Thank you all for your input. I did everything as suggested in your replies and think I’m still having difficulty with the Max side lowering on its own, is this functional as intended? Please see linked videos below:
Thank you all for your input. I did everything as suggested in your replies and think I’m still having difficulty with the Max side lowering on its own, is this functional as intended? Please see linked videos below:
Can you determine if it’s still binding based on what’s visible in the videos?
I’ve sanded the inside of the Z Stub and outside of the Z Nut, and lubed the screw with silicone grease. My next idea is to disassemble the plate, rails, and screw and reassemble from scratch.
I will try this. Hope this is my issue. Look at lead screw how it is so leaning toward the Ymax side while sitting in the Zmax stub. Hoping this is causing my Z1 binding issue because now I think I know how to solve.
He did not call it out explicitly but I can see that @rsabboud is having the same issue by looking at his pics. Z screw is shifted laterally toward one Y side or the other.
I ended up switching the nuts to the opposite side and it’s working much better now for whatever reason. I haven’t been able to finish assembly but it’s close, and if there are issues when I start using the machine I’ll order a new nut and try that.
I am still getting some binding on Z1 screw.
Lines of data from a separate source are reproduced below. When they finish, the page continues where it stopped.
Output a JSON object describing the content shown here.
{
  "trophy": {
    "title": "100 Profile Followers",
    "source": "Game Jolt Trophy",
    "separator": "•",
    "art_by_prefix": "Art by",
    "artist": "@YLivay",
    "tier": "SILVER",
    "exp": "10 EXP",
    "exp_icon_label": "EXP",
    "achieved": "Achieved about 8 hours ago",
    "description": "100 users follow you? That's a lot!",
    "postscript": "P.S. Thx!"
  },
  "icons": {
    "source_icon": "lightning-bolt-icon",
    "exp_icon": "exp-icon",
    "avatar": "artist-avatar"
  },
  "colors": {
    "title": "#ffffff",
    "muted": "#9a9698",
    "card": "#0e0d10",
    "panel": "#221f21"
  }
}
I can get it to work by increasing motor current from 0.8A to 1.0A, but I’d rather not this be my fix since it feels like a band-aid.
I fixed the twisted stub, it’s straight as an arrow now
I made sure there was around 2-3mm of space between the motor shaft and z-screw when connecting via coupler
I loosened the linear rails and moved Z up and down and then retightened to make sure they are parallel with each other.
Screws are lubed up well
Next step is to just replace the dang z-screw and nut with new ones. Even though I see no damage on the screw or nut, maybe I damaged them somehow.
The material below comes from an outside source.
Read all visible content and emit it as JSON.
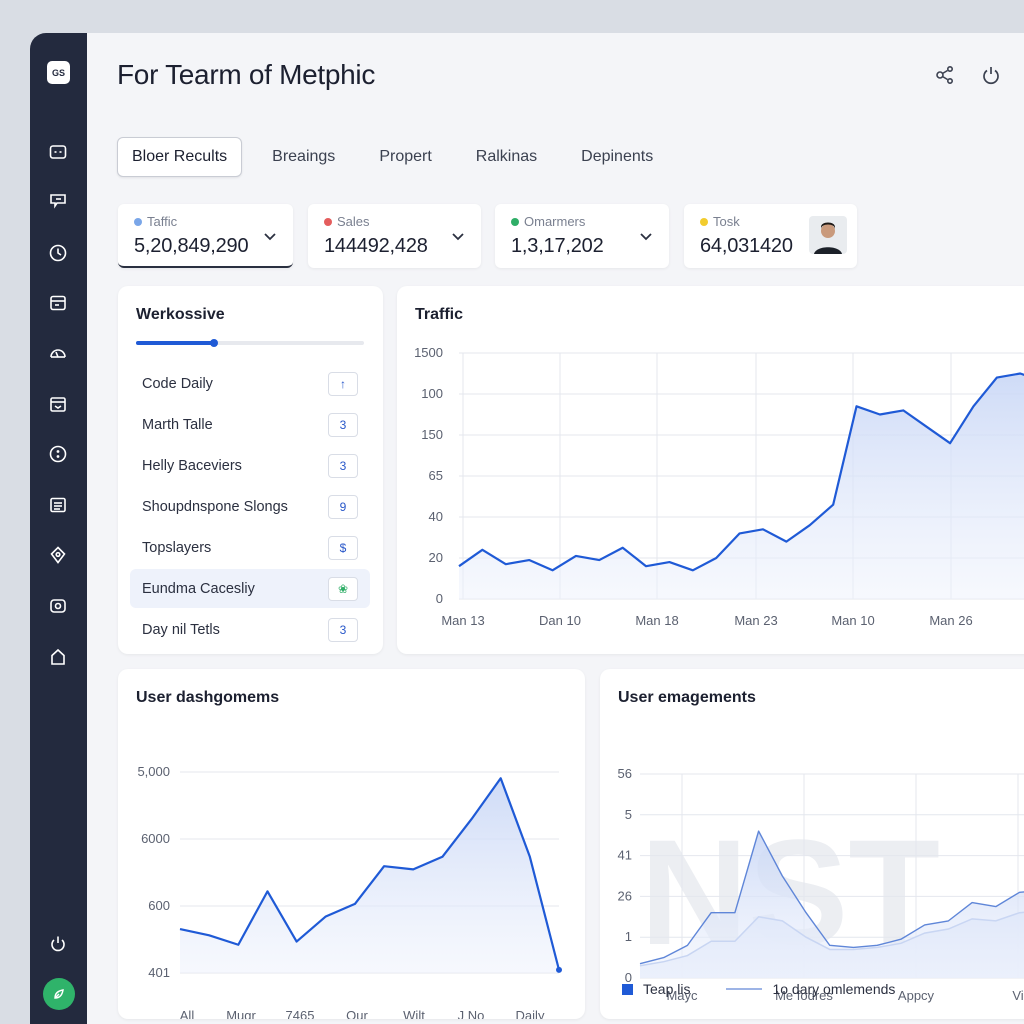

Are you still tracking down what’s contributing to friction/resistance?
Already checked fit of your Z nut and Z stub parts are not too tight, there’s no friction contributing to overall binding?
I don’t think perfect leadscrews are needed. For example, top of my z-axis lead screw has some wobble when rotating, but machine still lifts and drops fine because Z nut and stub are loose fit, aligned, lubed and not overly constrained.
Is binding happening more when gantry is raised, or, when gantry is low as possible? If binding is happening more at specific height(s), that may provide a clue on cause(s).
Yea thanks for your input. I actually did watch you video which causes me to print new parts on my newly calibrated Bambu P1S with 0.8mm layer height. Parts move a lot better than before but still, binding. The interface moves about as smoothly as possible lol.
It pretty consistently binds when about 0.75” (19mm) from the limit switch.
Trying to narrow it down but having a hard time.
Any issues with increasing current to motors from 0.8A to 1.0A to solve the problem?